After the pilot has made the second turn he is called up by the instructor taking the part of the radio operator at the pilot’s destination, to inform the pilot that there is a bad storm area right in his path which must be avoided. This requires a carefully worked out course, and another change of wind by the instructor puts the pilot right off his course when he is under the impression that he is nearing the aerodrome at the end of his journey. At the same time he is informed he will have to come in on the blind-approach system.
As he is off his course he will now have a complicated task to find the beam of the approach system. Once truly on the beam the pilot will have a sense of relief. If the pilot is an old hand at instrument flying in air liners, he will expect his co-pilot to take over any moment as the ground becomes visible through the haze. Probably a feeling of fatigue will come over the pilot as he realizes he is in the Link trainer and has been concentrating over a synthetic trip in bad conditions.
Simulating Night Flying
The latest development of the Link trainer is a night room which is being produced for training in night flying. The trainer will be arranged in a dark room and will have windows so that the pilot may look out. Round the walls and ceiling of the room will be stars, arranged in their proper order. Varying weather conditions such as fog, snow, squalls and electrical storms will be available to be introduced at will.
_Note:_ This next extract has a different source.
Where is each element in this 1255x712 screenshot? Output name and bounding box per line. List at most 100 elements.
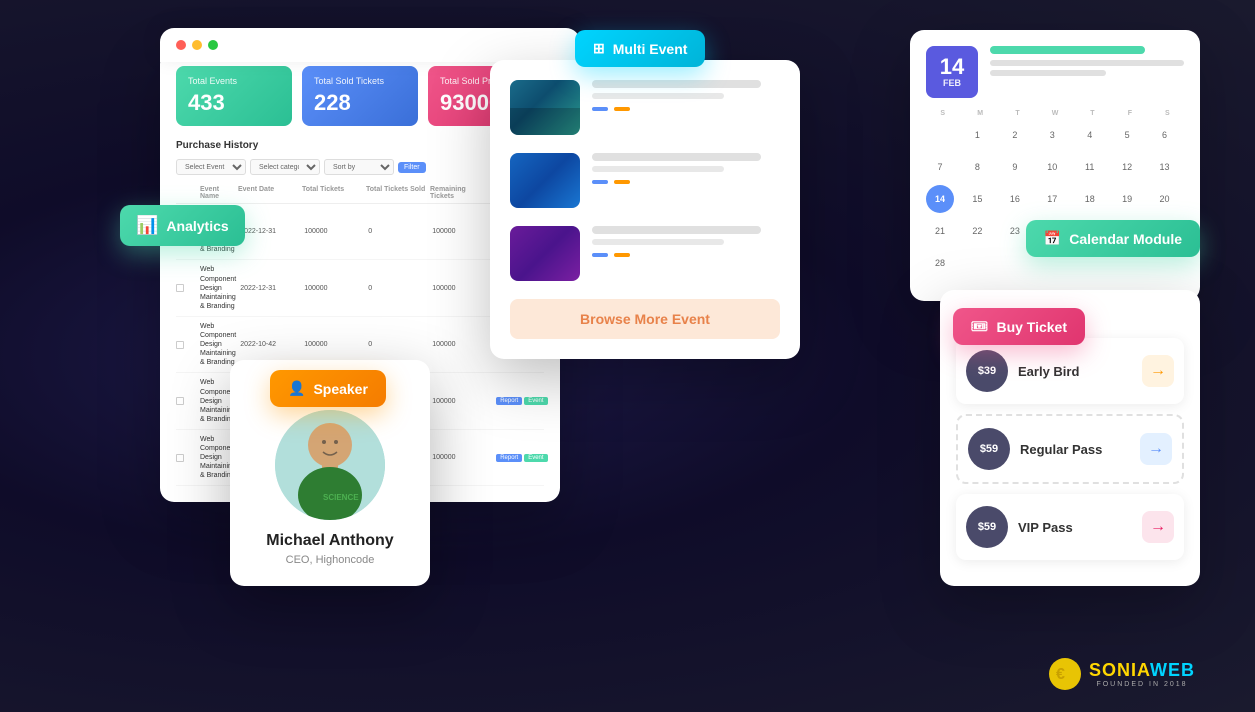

That the Link trainer is an extremely valuable invention is proved by the fact that it is generally the experienced pilots who are most enthusiastic about its value for practice purposes.
As an example of the saving which the trainer provides in time spent in tuition in the air, the average times for a course of instrument flying may be given. Five hours are first spent in the
trainer, followed by two hours practising in the air what has been learnt. By ordinary methods the whole seven hours would have to be spent in the air to reach an equivalent standard. To this would have to be added the time taken in taxying the aircraft and in climbing to a suitable height before each lesson. The Link trainer is ready for use as soon as its driving motor is started.
The first hour of instruction is spent by the pupil in familiarizing himself with the controls and instruments. During this hour the hood is open. All instruction thereafter is conducted with the hood closed. The first half-hour lesson with the hood closed is occupied by practice turns to gain smoothness. Then follows an hour practising turns to any given compass bearing. After this, five half-hour periods are spent in the following ways: a check flight with the instructor correcting all faults, fast and slow turns, turns with and without compass under bumpy weather conditions, spins and recovery from spins and, finally, a check flight covering all previous instruction. At this stage the pupil is ready to fly by instruments in the air, and the two hours of instruction in an aeroplane follow. Further practice can always be carried out in the trainer.
THERE IS NO INHERENT STABILITY in the Link trainer. Once the cockpit cover is lowered, the pilot has to be guided entirely by the instruments in keeping the “ aeroplane ” level. Should the pilot allow the nose to point upwards too steeply, the instruments will indicate a stall and, unless the nose is lowered, the trainer will begin to revolve in a manner that feels to the occupant just like a spin.